Но вначале я не выделял ни хоккей, ни футбол. Зимой занимался одним, а летом — другим. Напряженно складывались дела в межсезонье, когда тренировки хоккея и футбола иногда совпадали и приходилось делать выбор — куда идти? И в один прекрасный день я решил, что остаюсь в хоккее. Не знаю, как ко мне это пришло, но я себе сказал: это моя игра, я буду хоккеистом, и хорошим хоккеистом.

В детский сад я никогда не ходил. Бабушка вышла на пенсию, и я оставался с ней. Но сначала, когда бабушка еще работала, мама ходила во вторую смену, а бабушка — в первую. Бабушка бежала с работы домой, и они меня передавали друг другу. Так до школы они меня и растили в две смены.

Другая моя бабушка, мама отца, умерла рано. Без матери остались трое сыновей и дочь. Братья были старше отца, они так и жили в деревне под Рязанью, а отец — самый маленький — вместе с сестрой Анной и своим отцом, моим дедом, приехали в Москву. Дед Максим по тем временам был очень высокого роста. Я его отлично помню, он жил с моей теткой неподалеку от нас, рядом со станцией Бескудниково, в двухэтажном кирпичном доме. Дед Максим был печником. Я его запомнил уже стареньким, он болел. Наверное, я пошел в него, потому что ни папа ни мама у меня ростом не вышли. Часто я ходил с родителями от наших бараков до дома деда Максима и тети Ани.

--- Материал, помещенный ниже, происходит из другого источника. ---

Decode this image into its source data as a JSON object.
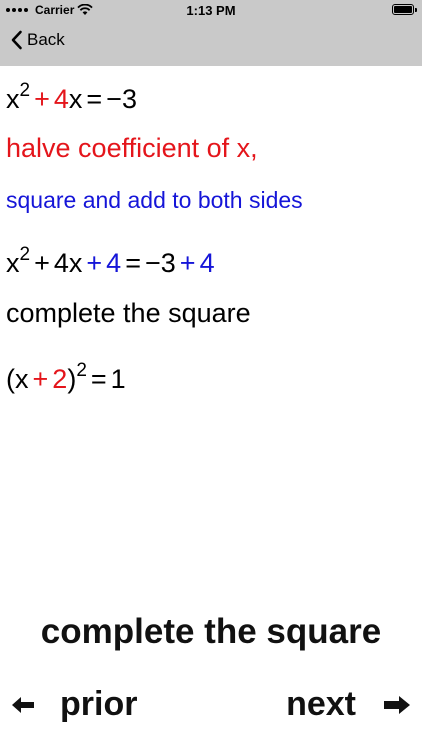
{
  "status_bar": {
    "carrier": "Carrier",
    "time": "1:13 PM"
  },
  "nav_bar": {
    "back_label": "Back"
  },
  "steps": {
    "eq1": {
      "x": "x",
      "exp": "2",
      "plus": "+",
      "coef": "4",
      "x2": "x",
      "eq": "=",
      "rhs": "−3"
    },
    "caption1": "halve coefficient of x,",
    "caption2": "square and add to both sides",
    "eq2": {
      "x": "x",
      "exp": "2",
      "plus1": "+",
      "term": "4x",
      "plus2": "+",
      "add": "4",
      "eq": "=",
      "rhs": "−3",
      "plus3": "+",
      "add2": "4"
    },
    "caption3": "complete the square",
    "eq3": {
      "open": "(x",
      "plus": "+",
      "num": "2",
      "close": ")",
      "exp": "2",
      "eq": "=",
      "rhs": "1"
    }
  },
  "footer": {
    "title": "complete the square",
    "prior_label": "prior",
    "next_label": "next"
  },
  "colors": {
    "red": "#e4151b",
    "blue": "#1515d8",
    "bar": "#c9c9c9"
  }
}
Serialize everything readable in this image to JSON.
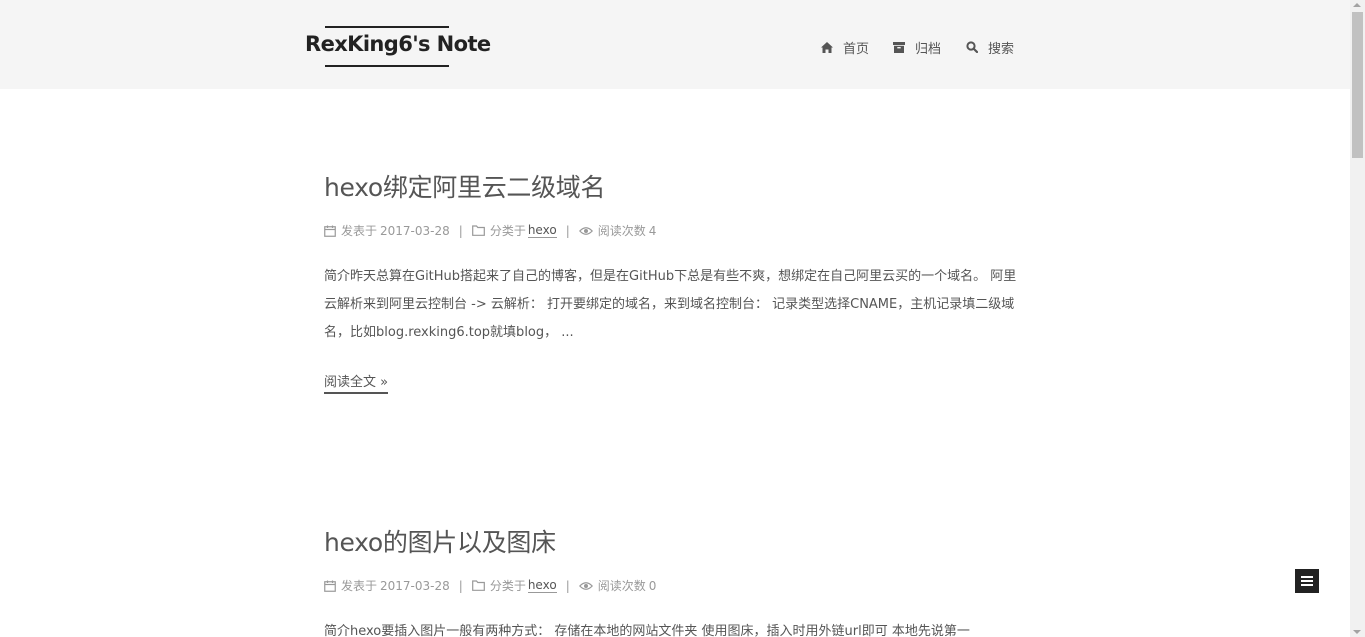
{
  "site": {
    "title": "RexKing6's Note"
  },
  "nav": {
    "items": [
      {
        "label": "首页",
        "icon": "home-icon"
      },
      {
        "label": "归档",
        "icon": "archive-icon"
      },
      {
        "label": "搜索",
        "icon": "search-icon"
      }
    ]
  },
  "posts": [
    {
      "title": "hexo绑定阿里云二级域名",
      "posted_label": "发表于",
      "date": "2017-03-28",
      "category_label": "分类于",
      "category": "hexo",
      "views_label": "阅读次数",
      "views": "4",
      "excerpt": "简介昨天总算在GitHub搭起来了自己的博客，但是在GitHub下总是有些不爽，想绑定在自己阿里云买的一个域名。 阿里云解析来到阿里云控制台 -> 云解析： 打开要绑定的域名，来到域名控制台： 记录类型选择CNAME，主机记录填二级域名，比如blog.rexking6.top就填blog， ...",
      "read_more": "阅读全文 »"
    },
    {
      "title": "hexo的图片以及图床",
      "posted_label": "发表于",
      "date": "2017-03-28",
      "category_label": "分类于",
      "category": "hexo",
      "views_label": "阅读次数",
      "views": "0",
      "excerpt": "简介hexo要插入图片一般有两种方式： 存储在本地的网站文件夹 使用图床，插入时用外链url即可 本地先说第一"
    }
  ],
  "colors": {
    "header_bg": "#f5f5f5",
    "text": "#555555",
    "meta": "#999999",
    "brand": "#222222"
  }
}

Машины тогда попадались нечасто, и по воскресеньям мы отправлялись пешком в гости.

Рядом с домом деда был парк со стадионом, где по субботам и воскресеньям всегда играл оркестр. Отец в парке бился в домино, у него в том районе оставалось много друзей. На стадионе я мог попинать мячик или поездить на велосипеде, пока отец сидел с друзьями. На обратном пути мы с отцом бегали наперегонки. У тети Ани росли две дочери — мои двоюродные сестры, они со мной возились, поэтому в гости к деду я ходил с удовольствием.

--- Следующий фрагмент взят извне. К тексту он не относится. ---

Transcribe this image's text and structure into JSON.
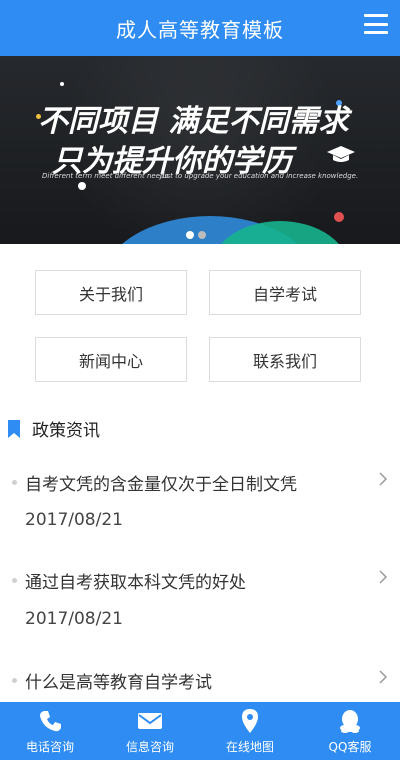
{
  "header": {
    "title": "成人高等教育模板",
    "menu_icon": "hamburger-menu-icon"
  },
  "banner": {
    "headline_line1": "不同项目 满足不同需求",
    "headline_line2": "只为提升你的学历",
    "sub_left": "Different term meet different needs.",
    "sub_right": "Just to upgrade your education and increase knowledge.",
    "slides_total": 2,
    "active_slide": 1
  },
  "nav": {
    "items": [
      {
        "label": "关于我们"
      },
      {
        "label": "自学考试"
      },
      {
        "label": "新闻中心"
      },
      {
        "label": "联系我们"
      }
    ]
  },
  "policy": {
    "title": "政策资讯",
    "accent_color": "#2f8cf2",
    "items": [
      {
        "headline": "自考文凭的含金量仅次于全日制文凭",
        "date": "2017/08/21"
      },
      {
        "headline": "通过自考获取本科文凭的好处",
        "date": "2017/08/21"
      },
      {
        "headline": "什么是高等教育自学考试",
        "date": ""
      }
    ]
  },
  "footer": {
    "tabs": [
      {
        "label": "电话咨询",
        "icon": "phone-icon"
      },
      {
        "label": "信息咨询",
        "icon": "mail-icon"
      },
      {
        "label": "在线地图",
        "icon": "map-pin-icon"
      },
      {
        "label": "QQ客服",
        "icon": "qq-penguin-icon"
      }
    ]
  },
  "colors": {
    "primary": "#2f8cf2",
    "banner_bg": "#1c1f23"
  }
}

Отец у меня человек спортивный, он и боксировал в молодости, и в футбол играл. Очень азартный, не любил проигрывать, если продует — лучше не подходи, злился долго. Он коренастый, до сих пор в неплохой форме. Отец и приучал меня к спорту, все эти игры наперегонки, и коньки, и лыжи. Хотел ли он видеть меня спортсменом? Трудно сказать, но вряд ли. Когда я гонял шайбу во дворе — это одно, а когда я пришел и сказал, что записался в ЦСКА и мне нужно будет ездить туда постоянно на тренировки, он первым делом спросил: а как школа? Образование в семье считалось главным делом. Отец говорил: я всю жизнь «пашу», а если ты получишь диплом, то будешь человеком. Для них сын-инженер был куда выше, чем сын-спортсмен. Поэтому они мое известие восприняли довольно настороженно, хотя я пребывал в необыкновенном восторге от того, что получил настоящую цеэсковскую хоккейную форму. Родители как-то не разделили этот восторг со мной, а сказали, что, если школа будет «хромать», забудешь про свой хоккей.

Насколько я помню, отец был «спартаковцем», всегда «болел» за «Спартак». Может, поэтому он не то что без энтузиазма, а довольно-таки холодно отнесся к тому, что меня взяли в школу ЦСКА. Потом, конечно, отцу пришлось возить меня с утра на Ленинградский проспект, где расположился армейский клуб, ездить со мной по воскресеньям на игры. И, насколько я знаю, он с тех пор и до конца, пока я играл в ЦСКА, ни одной моей игры в Москве не пропустил. Кстати, в школе, до седьмого класса, я был почти круглым отличником. Только пара четверок, не больше.